Originally published in 1973. Foucault traces the development of the medical profession and the institution of the clinic or hospital. He illustrates how medicine that sought to structure knowledge so as to discursively enable disciplinary ideologies and practices centered on the body, disease, and the authority (knowledge/power) of the medical gaze.
Foucault, Michel. 1995. Discipline & punish: The birth of the prison. Translated by Alan Sheridan. New York: Vintage.
Michel Foucault chronicles the era of prisons and houses of confinement. Foucault illustrates how power through governmentality are woven into the architecture of the prison, the organization of time therein, and the ways subjects enact their subjectification or docility, the goal of the prison. Originally published in 1977.

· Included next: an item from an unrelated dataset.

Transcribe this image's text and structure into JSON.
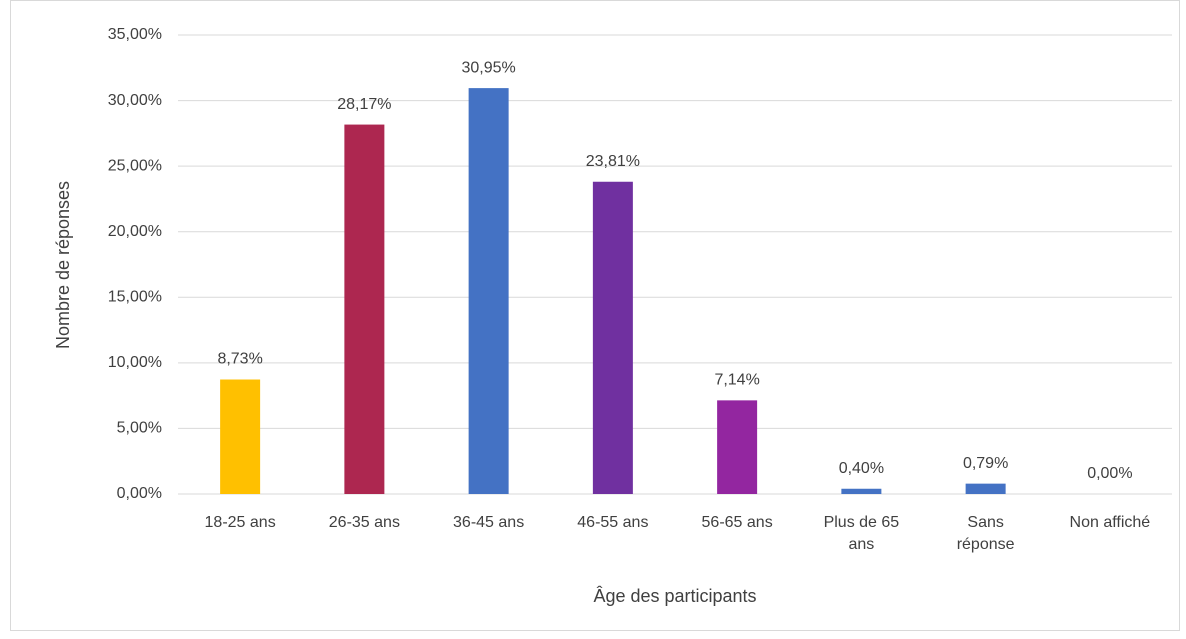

Goffman, Erving. 1961. Asylums: Essays on the social situation of mental patients and other inmates. New York: Anchor.
Here Goffman coins the term “total institution” and makes way for an understanding of the kind of institution where people live, cut off from wider society, and lead an enclosed, formally administered life. Goffman examined these institutions, ethnographically arguing that both staff and inmates conformed to a new social order.
Spiro, Melford E. 1965. A typology of social structure and the patterning of social institutions: A cross-cultural study. American Anthropologist 67.5: 1097–1119.
DOI: 10.1525/aa.1965.67.5.02a00010
In this classic text, Spiro cross-culturally examines the ways various kinds of cultural groups, with varying social structures, pattern their institutions. Here social institutions are “kinship, economics, ecology, and politics,” and they are the structural mechanism by which people are organized in society.